Persönliche Exit-Strategie

in deutsch •  5 years ago  (edited)

Isabella Klais / Aufbruch - Wir für Deutschland!

Der Name Thomas Schäfer war auch versierten Polit-Aktivisten nicht durchgängig bekannt. Dennoch bekleidete Thomas Schäfer ein wichtiges Amt als Finanzminister von Hessen, das die deutsche Bankenmetropole Frankfurt beherbergt.
Seine Karriere begann schon im Alter von 14 Jahren in der Jungen Union und ließ eine der üblichen Ochsentouren erwarten, die sich ohne Umweg über eine solide Ausbildung nicht weiter in den Niederungen einer Berufstätigkeit aufhalten würde. Doch weit gefehlt! Auf eine Lehre als Bankkaufmann und ein Jura-Studium können heute nur noch wenige Politdarsteller zurückgreifen. Mit Tätigkeiten als Rechtsanwalt und Dozent wagte er sich in die reale Arbeitswelt. Politisch führte ihn der Weg über Tätigkeiten in der dritten und zweiten Ebene schließlich ins Finanzministerium Hessens. Dort verdiente er sich eine Reputation und Meriten als solider Sachkenner und Arbeiter. Er galt als präsumtiver Nachfolger Volker Bouffiers als Ministerpräsident von Hessen.
Zuletzt hatte er die Förderungsmaßnahmen für die Wirtschaft zur Abfederung der Corona-Krise zu verantworten.

Vor wenigen Tagen fand man ihn tot neben der ICE-Trasse.
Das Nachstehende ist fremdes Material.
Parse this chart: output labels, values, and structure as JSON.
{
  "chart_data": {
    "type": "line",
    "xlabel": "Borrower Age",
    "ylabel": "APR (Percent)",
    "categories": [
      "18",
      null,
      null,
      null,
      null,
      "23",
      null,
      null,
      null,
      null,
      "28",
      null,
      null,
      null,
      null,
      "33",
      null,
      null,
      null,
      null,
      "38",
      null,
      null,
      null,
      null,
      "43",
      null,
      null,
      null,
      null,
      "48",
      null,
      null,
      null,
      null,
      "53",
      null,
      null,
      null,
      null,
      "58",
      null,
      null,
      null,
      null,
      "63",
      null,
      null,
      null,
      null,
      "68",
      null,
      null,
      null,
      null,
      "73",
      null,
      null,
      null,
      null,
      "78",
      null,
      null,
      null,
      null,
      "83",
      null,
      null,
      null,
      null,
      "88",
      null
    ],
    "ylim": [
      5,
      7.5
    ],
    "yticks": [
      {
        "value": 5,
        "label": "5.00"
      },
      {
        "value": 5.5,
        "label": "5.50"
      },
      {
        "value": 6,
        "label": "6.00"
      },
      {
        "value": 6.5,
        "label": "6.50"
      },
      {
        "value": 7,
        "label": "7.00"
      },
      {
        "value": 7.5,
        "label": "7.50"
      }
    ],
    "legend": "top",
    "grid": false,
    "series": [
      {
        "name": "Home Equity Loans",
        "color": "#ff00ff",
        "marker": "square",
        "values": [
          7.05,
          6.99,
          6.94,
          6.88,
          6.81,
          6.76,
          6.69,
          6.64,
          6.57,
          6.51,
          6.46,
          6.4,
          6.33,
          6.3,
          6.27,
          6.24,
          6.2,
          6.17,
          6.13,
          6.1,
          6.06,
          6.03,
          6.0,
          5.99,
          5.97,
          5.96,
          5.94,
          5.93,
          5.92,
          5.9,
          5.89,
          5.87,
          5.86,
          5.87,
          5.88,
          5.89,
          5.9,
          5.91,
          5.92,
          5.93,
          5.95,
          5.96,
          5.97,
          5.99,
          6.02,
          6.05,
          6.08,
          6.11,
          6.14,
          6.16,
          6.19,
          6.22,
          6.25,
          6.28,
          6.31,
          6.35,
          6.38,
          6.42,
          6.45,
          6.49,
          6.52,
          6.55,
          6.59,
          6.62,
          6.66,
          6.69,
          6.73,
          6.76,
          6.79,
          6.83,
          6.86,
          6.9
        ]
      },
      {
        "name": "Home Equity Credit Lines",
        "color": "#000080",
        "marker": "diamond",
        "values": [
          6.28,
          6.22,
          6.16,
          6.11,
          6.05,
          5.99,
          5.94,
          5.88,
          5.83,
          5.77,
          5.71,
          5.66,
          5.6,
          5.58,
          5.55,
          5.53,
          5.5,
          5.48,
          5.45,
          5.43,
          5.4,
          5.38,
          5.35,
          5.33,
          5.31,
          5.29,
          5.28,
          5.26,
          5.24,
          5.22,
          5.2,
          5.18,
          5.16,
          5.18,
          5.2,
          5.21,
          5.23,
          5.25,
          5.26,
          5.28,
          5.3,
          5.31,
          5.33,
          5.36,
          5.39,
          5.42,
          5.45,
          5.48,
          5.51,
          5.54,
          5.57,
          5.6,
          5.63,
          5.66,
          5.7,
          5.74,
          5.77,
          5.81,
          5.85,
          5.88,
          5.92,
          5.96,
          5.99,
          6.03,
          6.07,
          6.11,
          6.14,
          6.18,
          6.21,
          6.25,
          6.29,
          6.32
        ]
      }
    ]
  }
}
Er hatte sich über einen Suizid aus dem Leben verabschiedet. Der Grund für seinen Entschluß lag dem Vernehmen nach in Versagensängsten angesichts der Herausforderungen, die mit den Implikationen der Corona-Krise verbunden sein werden.

Die Einordnung fällt nicht leicht.
Will man es positiv bewerten, kann man ihm Respekt zollen für die Erkenntnis seiner eigenen Grenzen und den Mut, daraus die Konsequenzen zu ziehen. Über die Art, dies zu tun, kann man geteilter Meinung sein. Die Politik krankt daran, daß viele an hoffnungsloser Selbstüberschätzung leiden und ihre intellektuelle Überforderung nicht bemerken. Die Tendenz des sich Klammerns an eine Position aus dem Gefühl vermeintlicher Unabkömmlichkeit, aus Wichtigtuerei und aus Raffgier ist unverkennbar. Hier hat sich jemand anders entschieden.
Man kann es aber auch anders sehen. Hier hat sich jemand aus der Verantwortung gestohlen, indem er vom im übertragenen Sinne fahrenden imaginären Zug abgesprungen und vor einen konkreten fahrenden Zug getreten ist. Dies geschah zu einer Zeit, in der die Maßnahmen zur Abfederung des zu erwartenden Konjunktureinbruches sich noch jeder Bewertung entziehen, da das Ausmaß der Rezession noch nicht abzusehen ist. Mithin konnte derzeit niemand substantiierte Kritik anbringen.
Der Verzicht darauf, seine in die Welt gesetzten Kinder (9 und 12 Jahre alt) nicht wenigstens bis zu ihrer Selbstständigkeit ins Leben zu begleiten, kann man kaum als Großtat werten.
Wurde hier jemand seinen eigenen Ansprüchen nicht gerecht? Hatte er Angst vor der Häme und dem vernichtenden Urteil der anderen im Falle eines Scheiterns? Man weiß es nicht. Das Dilemma besteht oft darin, daß man auf dem Karriereweg Ansprüche anmelden muß, um überhaupt zum Zuge zu kommen. Damit aber stellt man sich der Bewertung anderer, und Mißerfolge werden meßbar und öffentlich bekannt. Man setzt sich selbst unter Zugzwang.

Ein Selbstmord stellt immer die nähere Umgebung unter Anklage. Nicht erkannt zu haben, daß jemand der Verzweiflung nahe ist, kommt einem unverzeihlichen Versagen gleich. Ob andere eine solche Tat dauerhaft verhindern können, hängt von der Entschlossenheit des Lebensmüden ab. Letztlich wird man niemanden vor sich selbst bewahren können, der definitiv nicht mehr weiterleben will. Tragisch ist es, wenn eine Kurzschlußhandlung diesen Schritt auslöst, und man danach davon ausgehen muß, daß die Tat nur aus momentaner Aussichtslosigkeit erfolgte und sich später nicht mehr zugetragen hätte.

Es ist feststellbar, daß dieser Ausweg ein Phänomen bestimmter Familien ist, in denen solche Fälle wiederholt zu verzeichnen sind. Wissenschaftlich erscheint es noch ungeklärt, ob ein Selbstmordgen existiert, das die Betreffenden zu diesem Weg aus dem Leben erblich prädestiniert, oder ob sie sich in schwierigen Lebenslagen einfach nur am Beispiel ihrer Vorgänger orientieren.